As corrected through Wednesday, August 15, 2007


Wells Fargo Bank Minnesota, National Association, Respondent,
v
Bernice Perez, Appellant.

[*1] Bernice Perez, Mount Vernon, N.Y., appellant pro se.

Fein, Such & Crane, LLP, Chestnut Ridge, N.Y. (Mikelle V. Komor of counsel), for respondent.

In an action to foreclose a mortgage, the defendant appeals from an order of the Supreme Court, Westchester County (Jamieson, J.), entered December 16, 2005, which, inter alia, granted the plaintiff's motion for summary judgment on the complaint and dismissing her affirmative defenses, and to strike her answer.

Ordered that the order is affirmed, with costs.

Contrary to the defendant's contention, the Supreme Court properly granted the plaintiff's motion for summary judgment on the complaint and dismissing her affirmative defenses, and to strike her answer.

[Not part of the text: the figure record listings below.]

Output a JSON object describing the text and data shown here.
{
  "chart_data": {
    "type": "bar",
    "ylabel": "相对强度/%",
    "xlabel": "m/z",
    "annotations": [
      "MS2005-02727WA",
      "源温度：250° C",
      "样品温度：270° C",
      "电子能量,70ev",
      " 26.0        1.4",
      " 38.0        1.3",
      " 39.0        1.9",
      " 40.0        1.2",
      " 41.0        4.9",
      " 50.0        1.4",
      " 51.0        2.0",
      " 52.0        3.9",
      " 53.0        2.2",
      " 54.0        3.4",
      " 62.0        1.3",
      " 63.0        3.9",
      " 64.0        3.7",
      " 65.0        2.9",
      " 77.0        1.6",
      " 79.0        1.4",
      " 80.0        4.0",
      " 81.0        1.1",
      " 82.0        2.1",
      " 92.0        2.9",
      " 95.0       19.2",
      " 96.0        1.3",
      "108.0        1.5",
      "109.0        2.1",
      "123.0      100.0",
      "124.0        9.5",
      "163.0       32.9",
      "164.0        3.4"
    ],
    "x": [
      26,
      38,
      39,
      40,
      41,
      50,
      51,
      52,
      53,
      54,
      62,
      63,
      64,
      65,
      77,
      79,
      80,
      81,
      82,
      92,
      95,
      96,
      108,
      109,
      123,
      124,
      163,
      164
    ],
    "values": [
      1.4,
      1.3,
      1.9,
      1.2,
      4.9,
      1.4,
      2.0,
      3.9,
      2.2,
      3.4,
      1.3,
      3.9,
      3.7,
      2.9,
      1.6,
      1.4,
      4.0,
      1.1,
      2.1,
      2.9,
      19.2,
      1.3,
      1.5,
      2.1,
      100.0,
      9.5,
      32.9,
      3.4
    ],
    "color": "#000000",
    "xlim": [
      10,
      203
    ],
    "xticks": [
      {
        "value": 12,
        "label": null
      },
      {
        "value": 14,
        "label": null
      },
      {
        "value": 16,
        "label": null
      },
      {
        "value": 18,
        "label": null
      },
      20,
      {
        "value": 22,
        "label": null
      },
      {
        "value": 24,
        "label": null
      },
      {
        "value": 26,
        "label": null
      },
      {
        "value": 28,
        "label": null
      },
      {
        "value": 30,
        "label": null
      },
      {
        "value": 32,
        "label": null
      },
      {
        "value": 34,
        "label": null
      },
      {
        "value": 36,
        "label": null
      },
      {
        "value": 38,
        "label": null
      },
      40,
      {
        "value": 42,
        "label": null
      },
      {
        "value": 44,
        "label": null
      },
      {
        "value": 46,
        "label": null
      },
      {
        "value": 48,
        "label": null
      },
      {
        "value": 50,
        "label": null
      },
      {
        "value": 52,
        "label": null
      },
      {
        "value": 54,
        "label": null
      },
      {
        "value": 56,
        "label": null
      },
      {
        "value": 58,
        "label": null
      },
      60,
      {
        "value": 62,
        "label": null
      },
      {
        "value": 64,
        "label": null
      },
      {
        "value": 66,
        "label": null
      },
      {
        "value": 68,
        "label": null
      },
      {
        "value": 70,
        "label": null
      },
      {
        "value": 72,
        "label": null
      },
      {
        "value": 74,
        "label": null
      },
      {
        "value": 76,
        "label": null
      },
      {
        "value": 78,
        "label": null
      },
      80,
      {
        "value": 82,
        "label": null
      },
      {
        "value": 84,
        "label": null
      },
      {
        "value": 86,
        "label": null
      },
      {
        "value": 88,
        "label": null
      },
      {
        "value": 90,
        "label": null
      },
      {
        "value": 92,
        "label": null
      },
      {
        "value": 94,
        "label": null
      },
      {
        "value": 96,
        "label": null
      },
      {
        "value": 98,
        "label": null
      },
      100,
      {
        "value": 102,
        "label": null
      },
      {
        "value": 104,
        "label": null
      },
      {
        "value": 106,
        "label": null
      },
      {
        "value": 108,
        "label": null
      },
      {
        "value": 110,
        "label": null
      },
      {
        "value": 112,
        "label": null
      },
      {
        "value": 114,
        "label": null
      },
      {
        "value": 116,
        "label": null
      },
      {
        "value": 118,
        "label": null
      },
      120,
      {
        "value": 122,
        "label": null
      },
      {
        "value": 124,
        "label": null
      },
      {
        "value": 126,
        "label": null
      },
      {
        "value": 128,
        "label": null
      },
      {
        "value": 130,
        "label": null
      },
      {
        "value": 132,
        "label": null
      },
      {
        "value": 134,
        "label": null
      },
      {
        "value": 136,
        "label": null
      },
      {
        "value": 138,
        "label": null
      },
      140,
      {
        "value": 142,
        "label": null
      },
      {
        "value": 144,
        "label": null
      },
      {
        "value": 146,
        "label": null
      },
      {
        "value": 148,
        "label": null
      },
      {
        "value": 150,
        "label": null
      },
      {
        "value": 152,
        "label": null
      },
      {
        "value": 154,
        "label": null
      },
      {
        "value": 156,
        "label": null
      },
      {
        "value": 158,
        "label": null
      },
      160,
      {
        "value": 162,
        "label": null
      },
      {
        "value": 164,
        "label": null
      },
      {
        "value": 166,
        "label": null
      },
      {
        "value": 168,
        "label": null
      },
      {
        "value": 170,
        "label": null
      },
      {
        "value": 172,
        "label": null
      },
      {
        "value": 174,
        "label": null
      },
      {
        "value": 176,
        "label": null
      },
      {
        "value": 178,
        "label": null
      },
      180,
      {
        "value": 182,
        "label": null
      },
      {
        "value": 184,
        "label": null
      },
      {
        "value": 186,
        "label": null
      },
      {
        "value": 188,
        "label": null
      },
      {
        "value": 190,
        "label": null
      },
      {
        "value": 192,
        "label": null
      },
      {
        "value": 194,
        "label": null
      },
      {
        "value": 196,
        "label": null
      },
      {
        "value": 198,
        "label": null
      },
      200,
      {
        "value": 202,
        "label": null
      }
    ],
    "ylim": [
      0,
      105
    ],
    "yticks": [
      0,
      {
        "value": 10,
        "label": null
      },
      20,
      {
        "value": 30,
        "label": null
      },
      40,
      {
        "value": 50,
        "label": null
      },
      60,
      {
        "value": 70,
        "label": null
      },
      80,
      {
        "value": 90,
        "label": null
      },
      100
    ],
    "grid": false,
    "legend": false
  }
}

The plaintiff established its entitlement to judgment as a matter of law by submitting the relevant mortgage and note, and demonstrating that the defendant was in default under the terms of the mortgage and the subsequent repayment plan (see Wolf v Citibank, N.A., 34 AD3d 574 [2006]; JPMorgan Chase Bank v Gamut-Mitchell, Inc., 27 AD3d 622 [2006]; Charter One Bank v Houston, 300 AD2d 429 [2002]; Federal Home Loan Mtge. Corp. v Karastathis, 237 AD2d 558 [1997]; Wasserman v Harriman, 234 AD2d 596 [1996]; DiNardo v Patcam Serv. Sta., 228 AD2d 543 [1996]). In opposition, the defendant failed to submit any evidence raising a triable issue of fact rebutting the plaintiff's showing or as to the merit of any of her affirmative defenses (see Wolf v Citibank, N.A., supra; Charter One Bank, v Houston, supra; Home Sav. of Am. v Isaacson, 240 AD2d 633 [1997]). Schmidt, J.P., Santucci, Skelos and Lifson, JJ., concur.